Georgetown returned home Saturday to beat Lipscomb 70-49, overcoming news of Greg Whittington's dismissal from the team and a sluggish first half to pull away from the Bison after intermission. The uneven effort, perhaps the result of too much turkey on Thursday, revealed both Georgetown's limitations and its potential.
Hoya wins over inferior non-conference foes often are a matter of ebb and flow, and Saturday was no different. Georgetown came out of the gates quickly, with DSR and Markel Starks hitting a pair of threes to help build an early 23-12 Hoya advantage. But that large, early lead only whittled (too soon?) as the Hoyas went ice-cold on offense and relaxed on defense.

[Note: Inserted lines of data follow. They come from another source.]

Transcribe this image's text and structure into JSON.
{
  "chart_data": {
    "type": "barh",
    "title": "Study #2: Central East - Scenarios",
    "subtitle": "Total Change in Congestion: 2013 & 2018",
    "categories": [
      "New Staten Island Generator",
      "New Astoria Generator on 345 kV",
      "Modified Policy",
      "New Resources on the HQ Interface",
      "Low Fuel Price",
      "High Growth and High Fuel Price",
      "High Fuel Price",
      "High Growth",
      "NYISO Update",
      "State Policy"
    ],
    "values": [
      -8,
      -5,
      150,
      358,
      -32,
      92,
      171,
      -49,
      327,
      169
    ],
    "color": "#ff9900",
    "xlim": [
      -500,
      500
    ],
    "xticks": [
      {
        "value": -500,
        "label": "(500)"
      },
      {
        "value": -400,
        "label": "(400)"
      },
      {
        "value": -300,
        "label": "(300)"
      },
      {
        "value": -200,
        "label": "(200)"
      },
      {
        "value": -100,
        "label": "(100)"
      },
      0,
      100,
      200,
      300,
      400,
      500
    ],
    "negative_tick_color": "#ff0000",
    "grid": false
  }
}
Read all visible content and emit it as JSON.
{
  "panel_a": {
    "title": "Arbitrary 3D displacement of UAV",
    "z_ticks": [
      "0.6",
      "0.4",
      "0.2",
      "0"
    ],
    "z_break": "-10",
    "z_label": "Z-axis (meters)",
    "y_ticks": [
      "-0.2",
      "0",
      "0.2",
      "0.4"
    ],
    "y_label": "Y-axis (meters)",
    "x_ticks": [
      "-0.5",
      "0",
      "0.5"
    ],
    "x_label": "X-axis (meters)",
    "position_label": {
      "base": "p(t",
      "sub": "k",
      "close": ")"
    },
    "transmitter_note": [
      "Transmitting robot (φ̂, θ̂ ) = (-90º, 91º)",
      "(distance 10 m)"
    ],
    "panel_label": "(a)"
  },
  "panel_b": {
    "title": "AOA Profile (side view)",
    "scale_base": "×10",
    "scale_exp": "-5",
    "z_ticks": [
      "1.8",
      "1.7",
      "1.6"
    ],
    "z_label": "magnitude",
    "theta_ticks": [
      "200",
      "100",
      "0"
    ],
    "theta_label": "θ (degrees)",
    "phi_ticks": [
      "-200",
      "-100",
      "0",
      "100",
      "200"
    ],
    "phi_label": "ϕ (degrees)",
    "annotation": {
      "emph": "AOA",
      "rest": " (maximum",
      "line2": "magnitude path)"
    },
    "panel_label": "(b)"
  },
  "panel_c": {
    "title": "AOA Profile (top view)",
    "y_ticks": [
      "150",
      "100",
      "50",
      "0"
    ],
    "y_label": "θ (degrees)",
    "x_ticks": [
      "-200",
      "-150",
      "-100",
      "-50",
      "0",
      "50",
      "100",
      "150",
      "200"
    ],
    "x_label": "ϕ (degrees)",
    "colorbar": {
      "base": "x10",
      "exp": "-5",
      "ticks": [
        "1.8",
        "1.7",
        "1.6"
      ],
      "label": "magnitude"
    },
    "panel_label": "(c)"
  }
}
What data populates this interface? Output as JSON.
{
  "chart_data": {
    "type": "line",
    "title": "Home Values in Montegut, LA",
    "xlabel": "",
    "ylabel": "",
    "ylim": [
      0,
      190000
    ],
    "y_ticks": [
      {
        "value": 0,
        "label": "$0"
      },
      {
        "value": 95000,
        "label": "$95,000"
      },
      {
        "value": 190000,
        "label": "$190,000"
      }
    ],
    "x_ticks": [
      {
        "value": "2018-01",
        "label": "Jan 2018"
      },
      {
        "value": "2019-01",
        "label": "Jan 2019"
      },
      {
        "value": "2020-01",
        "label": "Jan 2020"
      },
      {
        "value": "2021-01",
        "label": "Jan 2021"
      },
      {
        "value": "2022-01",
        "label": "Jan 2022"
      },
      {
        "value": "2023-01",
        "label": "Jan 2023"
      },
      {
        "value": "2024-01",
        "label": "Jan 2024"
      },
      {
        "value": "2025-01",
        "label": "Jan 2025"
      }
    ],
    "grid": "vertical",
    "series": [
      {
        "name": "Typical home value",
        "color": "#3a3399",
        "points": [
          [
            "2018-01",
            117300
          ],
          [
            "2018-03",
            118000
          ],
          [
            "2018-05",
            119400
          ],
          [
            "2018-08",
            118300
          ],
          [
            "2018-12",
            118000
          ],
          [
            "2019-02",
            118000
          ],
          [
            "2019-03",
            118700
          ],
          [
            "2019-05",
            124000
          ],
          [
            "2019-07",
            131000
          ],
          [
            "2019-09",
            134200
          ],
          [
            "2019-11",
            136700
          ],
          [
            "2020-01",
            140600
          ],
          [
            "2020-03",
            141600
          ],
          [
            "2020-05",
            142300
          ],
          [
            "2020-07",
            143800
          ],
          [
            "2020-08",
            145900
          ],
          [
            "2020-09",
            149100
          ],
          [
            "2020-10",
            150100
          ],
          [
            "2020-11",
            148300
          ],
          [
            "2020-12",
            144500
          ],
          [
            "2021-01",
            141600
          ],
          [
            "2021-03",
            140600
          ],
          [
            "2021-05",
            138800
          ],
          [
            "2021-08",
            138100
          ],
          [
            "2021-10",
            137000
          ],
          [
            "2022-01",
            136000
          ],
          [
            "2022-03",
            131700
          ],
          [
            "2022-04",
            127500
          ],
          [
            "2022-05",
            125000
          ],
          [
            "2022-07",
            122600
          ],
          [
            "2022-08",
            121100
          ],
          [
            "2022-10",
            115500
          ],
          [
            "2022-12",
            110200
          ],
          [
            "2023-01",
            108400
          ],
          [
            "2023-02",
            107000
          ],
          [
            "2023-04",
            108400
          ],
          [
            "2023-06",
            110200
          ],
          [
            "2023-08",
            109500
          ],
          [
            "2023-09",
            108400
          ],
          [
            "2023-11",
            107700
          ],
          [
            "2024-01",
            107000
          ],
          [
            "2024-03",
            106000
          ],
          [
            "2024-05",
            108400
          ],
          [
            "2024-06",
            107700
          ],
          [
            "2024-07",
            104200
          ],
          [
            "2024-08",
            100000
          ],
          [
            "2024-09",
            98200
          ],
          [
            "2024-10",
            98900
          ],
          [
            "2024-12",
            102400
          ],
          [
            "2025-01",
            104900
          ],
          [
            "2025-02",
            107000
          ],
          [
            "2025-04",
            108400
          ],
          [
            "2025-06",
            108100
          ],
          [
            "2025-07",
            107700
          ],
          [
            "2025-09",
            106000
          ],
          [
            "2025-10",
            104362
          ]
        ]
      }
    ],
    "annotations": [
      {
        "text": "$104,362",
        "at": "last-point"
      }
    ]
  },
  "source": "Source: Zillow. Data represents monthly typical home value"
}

The reasons for the offensive struggles were familiar. Joshua Smith was in and out of the game after picking up his second, and then third, foul. Georgetown continued to suffer from a lack of scoring depth, as no one beyond Smith-Rivera and Starks could connect from outside. The Hoyas also struggled to penetrate through the Lipscomb zone, instead hoisting brick after brick from deep. In all, Georgetown missed 14 straight three-point attempts in the first half, allowing the Bison to creep within one entering intermission.
Halftime interrupted what might have been Northeastern 2.0. Whether it was a tongue-lashing from JT3 or an early technical foul on Smith after the half, Georgetown was a different team for the rest of the game. A rim-rattling dunk by Jabril Trawick kick-started what became a 14-point Georgetown run that blew the game open. Both Trawick and Mikael Hopkins--now the only two members of the recruiting class of 2011 on the court--found their strides after the half. Hopkins finished with 13 points, all after the half, including his second three-pointer on as many tries this season. Smith-Rivera also poured it on after the half, hitting 4 of 7 from deep en route to a game-high 17 points. In all, Georgetown connected on 56.5 percent of its shots after intermission.
The Hoyas also clamped down on Lipscomb defensively, holding the Bison scoreless for nearly 7 minutes after the break (aided by some shaky opposing free-throw shooting). When Smith's technical landed him on the bench, the more defensively adept front line of Hopkins and Nate Lubick clogged the interior, while the veteran Hoya back court forced turnovers on the perimeter. Along with foul trouble and scoring depth, defense remains among the biggest question marks for Georgetown, but a strong stretch late on Saturday was encouraging.
Saturday's result was good enough, and overshadowed before it even began by news of Greg Whittington's dismissal from the team. JT3 refused to comment after the game on Whittington and we'll have more on that once the reasons for his dismissal are given.
On the court, Georgetown struggled in ways that have become predictable, even in this young season. First on the list of miscues were fouls, which limited Smith's play Saturday. While Georgetown was a little bit less foul-happy Saturday, the Hoyas still rank in the bottom 10 nationally in foul rate. A second familiar weakness was poor outside shooting that ground the Georgetown offense to a halt. Through Saturday, Smith-Rivera (17 3FGM) and Starks (9) have hit more three-pointers than the rest of the team combined (7). Particularly against zones, Georgetown is vulnerable to prolonged droughts. Third, uneven defensive effort opened the door for Lipscomb's comeback. The absence of Otto Porter, unfavorable rule changes, and the addition of a defensive liability to the lineup all mean that Georgetown is not the defensive juggernaut of the past two seasons. Still, the second half in particular revealed the potential for these Hoyas, as Trawick and Hopkins gave a bit of scoring depth that otherwise has been lacking, Smith-Rivera found his touch from deep, and Georgetown turned the screws a bit defensively.
The win came in the first of four straight home games against opponents that are inferior but not necessarily pushovers. Next in line is High Point, which visits the Phone Booth Thursday.